このため、研究者たちは細胞全体ではなく、それらによって生成された微小胞(エクトソーム)を移植することにしました。それらは、直径100〜1000ナノメートルの細胞膜の球状の断片です。血液中を循環する微小胞には、メッセンジャーRNA、マイクロRNA、タンパク質、脂質が含まれているため、細胞間コミュニケーションにおいて重要な役割を果たしています。
科学者たちは実験用ラットに10グレイの線量を照射し、その後、それらの半分をヒト神経幹細胞によって生成された脳微小胞に移植しました。対照群の動物は放射線に曝されなかった。
1か月後、動物の脳機能は、新しい場所、新しい物体や移動した物体の探索、状況に応じた条件反射凍結(恐怖感の形成のテスト)などの一連のテストでテストされました。これらすべてのテストにおいて、微小胞のレシピエントであるラットの結果は対照群と異ならなかったが、照射された動物はタスクで著しく悪化した。

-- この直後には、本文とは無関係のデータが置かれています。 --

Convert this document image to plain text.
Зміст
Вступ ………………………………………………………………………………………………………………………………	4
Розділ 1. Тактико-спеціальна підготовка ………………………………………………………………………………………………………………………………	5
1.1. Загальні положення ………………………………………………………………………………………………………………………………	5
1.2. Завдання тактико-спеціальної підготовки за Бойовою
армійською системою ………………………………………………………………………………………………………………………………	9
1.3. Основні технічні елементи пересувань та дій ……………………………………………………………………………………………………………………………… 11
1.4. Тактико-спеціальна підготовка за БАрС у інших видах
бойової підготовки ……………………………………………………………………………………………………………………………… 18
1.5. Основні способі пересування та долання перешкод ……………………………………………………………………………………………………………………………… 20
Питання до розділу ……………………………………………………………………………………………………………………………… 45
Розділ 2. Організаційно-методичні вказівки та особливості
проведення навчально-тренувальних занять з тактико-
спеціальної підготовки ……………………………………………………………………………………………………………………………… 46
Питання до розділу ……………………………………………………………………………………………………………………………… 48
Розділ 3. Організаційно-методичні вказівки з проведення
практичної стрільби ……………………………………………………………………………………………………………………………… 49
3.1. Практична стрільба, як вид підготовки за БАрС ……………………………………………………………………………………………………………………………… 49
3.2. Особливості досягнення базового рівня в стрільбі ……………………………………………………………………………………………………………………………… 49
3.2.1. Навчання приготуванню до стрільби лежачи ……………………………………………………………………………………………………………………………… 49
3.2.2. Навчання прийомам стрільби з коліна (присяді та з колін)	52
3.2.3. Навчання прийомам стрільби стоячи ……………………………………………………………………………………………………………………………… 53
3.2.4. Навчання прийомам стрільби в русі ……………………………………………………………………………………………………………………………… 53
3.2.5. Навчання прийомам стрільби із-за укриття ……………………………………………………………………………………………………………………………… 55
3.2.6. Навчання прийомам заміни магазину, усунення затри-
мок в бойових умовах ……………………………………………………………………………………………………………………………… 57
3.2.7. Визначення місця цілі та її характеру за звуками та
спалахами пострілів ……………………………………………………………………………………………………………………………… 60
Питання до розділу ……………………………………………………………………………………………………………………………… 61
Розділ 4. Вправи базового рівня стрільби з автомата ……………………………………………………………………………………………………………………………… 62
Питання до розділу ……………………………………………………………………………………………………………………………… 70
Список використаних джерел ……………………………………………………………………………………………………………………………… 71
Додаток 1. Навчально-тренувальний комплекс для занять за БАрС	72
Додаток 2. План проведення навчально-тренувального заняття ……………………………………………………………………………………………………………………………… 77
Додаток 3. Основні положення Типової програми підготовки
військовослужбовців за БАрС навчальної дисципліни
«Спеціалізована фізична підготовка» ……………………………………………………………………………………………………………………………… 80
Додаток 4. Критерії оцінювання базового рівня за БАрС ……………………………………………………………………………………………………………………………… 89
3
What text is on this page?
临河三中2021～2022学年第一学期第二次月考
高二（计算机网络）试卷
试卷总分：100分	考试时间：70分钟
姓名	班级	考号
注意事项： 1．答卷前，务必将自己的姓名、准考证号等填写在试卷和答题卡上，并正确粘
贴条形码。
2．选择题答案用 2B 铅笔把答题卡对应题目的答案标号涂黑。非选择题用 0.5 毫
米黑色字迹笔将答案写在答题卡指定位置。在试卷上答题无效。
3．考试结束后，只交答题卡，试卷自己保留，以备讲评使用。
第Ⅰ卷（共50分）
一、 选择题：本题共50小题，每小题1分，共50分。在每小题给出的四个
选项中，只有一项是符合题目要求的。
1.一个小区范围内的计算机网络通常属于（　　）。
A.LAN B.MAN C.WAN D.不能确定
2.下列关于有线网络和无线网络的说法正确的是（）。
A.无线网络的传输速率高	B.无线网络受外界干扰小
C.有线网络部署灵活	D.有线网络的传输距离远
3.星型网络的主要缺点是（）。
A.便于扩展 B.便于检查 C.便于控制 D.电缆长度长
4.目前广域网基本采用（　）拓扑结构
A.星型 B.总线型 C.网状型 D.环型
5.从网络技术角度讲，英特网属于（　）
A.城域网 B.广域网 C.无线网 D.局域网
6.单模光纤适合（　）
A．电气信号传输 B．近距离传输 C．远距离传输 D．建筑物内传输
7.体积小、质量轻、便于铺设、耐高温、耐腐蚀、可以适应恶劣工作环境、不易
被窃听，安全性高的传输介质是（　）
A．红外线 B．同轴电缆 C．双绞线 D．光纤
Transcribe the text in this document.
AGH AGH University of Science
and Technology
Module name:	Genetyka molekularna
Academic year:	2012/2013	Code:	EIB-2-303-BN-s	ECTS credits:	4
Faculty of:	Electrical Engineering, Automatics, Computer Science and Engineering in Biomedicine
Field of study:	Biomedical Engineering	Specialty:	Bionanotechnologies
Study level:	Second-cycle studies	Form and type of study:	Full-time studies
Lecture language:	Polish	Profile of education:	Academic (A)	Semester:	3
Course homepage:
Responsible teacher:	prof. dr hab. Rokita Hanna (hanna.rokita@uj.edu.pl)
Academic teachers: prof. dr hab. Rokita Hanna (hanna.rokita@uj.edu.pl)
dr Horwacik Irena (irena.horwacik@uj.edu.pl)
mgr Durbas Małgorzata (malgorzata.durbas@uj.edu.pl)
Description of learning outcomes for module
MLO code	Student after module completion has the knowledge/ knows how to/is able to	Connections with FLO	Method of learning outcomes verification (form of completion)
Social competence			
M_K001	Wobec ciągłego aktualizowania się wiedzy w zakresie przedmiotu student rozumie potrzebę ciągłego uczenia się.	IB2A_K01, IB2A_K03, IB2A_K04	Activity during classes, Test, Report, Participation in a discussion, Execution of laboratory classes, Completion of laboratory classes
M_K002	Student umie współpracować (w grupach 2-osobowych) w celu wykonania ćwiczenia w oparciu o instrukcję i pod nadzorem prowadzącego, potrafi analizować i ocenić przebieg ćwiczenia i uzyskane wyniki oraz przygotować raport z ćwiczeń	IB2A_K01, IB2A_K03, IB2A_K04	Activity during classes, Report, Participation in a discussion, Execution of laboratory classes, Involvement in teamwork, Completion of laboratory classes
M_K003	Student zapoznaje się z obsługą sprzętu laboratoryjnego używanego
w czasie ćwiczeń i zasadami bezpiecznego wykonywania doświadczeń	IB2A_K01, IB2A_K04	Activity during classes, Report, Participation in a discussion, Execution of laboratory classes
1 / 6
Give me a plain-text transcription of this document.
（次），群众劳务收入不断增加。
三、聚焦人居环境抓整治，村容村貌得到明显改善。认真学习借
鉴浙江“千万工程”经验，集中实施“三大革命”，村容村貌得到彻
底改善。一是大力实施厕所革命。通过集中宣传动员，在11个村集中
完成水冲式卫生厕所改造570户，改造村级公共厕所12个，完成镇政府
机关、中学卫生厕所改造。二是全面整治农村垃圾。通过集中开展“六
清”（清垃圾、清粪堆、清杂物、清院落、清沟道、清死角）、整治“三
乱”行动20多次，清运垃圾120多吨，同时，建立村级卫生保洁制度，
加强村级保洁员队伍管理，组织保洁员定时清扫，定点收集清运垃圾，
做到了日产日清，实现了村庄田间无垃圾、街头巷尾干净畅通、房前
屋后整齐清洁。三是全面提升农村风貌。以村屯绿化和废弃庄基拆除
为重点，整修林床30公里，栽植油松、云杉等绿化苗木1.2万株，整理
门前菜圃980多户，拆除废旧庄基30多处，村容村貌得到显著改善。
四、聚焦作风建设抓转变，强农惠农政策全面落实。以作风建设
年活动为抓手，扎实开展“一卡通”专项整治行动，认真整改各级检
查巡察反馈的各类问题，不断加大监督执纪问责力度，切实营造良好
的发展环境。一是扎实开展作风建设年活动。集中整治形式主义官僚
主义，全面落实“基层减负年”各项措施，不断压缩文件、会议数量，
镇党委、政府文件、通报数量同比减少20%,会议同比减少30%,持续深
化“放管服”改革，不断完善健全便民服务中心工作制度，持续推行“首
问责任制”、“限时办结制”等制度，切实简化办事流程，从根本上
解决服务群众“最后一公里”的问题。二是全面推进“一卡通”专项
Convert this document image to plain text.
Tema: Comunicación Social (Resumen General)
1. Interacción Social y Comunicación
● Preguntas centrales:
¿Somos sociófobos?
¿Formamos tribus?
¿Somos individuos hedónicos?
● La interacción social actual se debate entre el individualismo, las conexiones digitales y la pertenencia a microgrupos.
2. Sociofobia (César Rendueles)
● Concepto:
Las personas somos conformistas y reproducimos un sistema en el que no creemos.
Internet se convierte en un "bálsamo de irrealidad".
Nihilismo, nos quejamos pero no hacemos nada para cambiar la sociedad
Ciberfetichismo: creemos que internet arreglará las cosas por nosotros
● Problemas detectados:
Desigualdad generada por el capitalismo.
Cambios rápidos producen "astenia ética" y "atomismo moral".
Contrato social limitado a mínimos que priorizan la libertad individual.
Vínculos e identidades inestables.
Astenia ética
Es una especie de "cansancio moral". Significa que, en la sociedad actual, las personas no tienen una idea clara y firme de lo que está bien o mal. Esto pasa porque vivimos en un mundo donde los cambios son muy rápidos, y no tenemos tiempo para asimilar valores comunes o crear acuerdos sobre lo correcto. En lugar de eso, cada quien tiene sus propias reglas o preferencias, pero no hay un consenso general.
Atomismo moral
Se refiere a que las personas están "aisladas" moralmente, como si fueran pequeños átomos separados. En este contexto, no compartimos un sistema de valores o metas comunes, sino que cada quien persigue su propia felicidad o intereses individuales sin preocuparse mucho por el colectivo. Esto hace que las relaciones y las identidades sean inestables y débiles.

免疫蛍光研究は、微小胞が成熟ニューロンと支持アストログリア細胞の両方に吸収されることを示しました。さらに、移植により海馬の活性化ミクログリア細胞(ED-1 +)の数が減少し、神経組織の炎症が減少したことを示しています。ゴルジコックスに従って銀を含浸させた神経組織の切片の顕微鏡検査は、微小胞の作用下で放射線損傷を受けたニューロンの回復を示した。
したがって、ヒト神経幹細胞のエクトソームの移植は、放射線の作用によって損なわれた脳の構造と機能を回復する効果的な手段であることが証明されています。同時に、この技術は、全細胞の移植とは対照的に、奇形腫を発症するリスクとは関連がなく、実際には免疫反応を引き起こしません。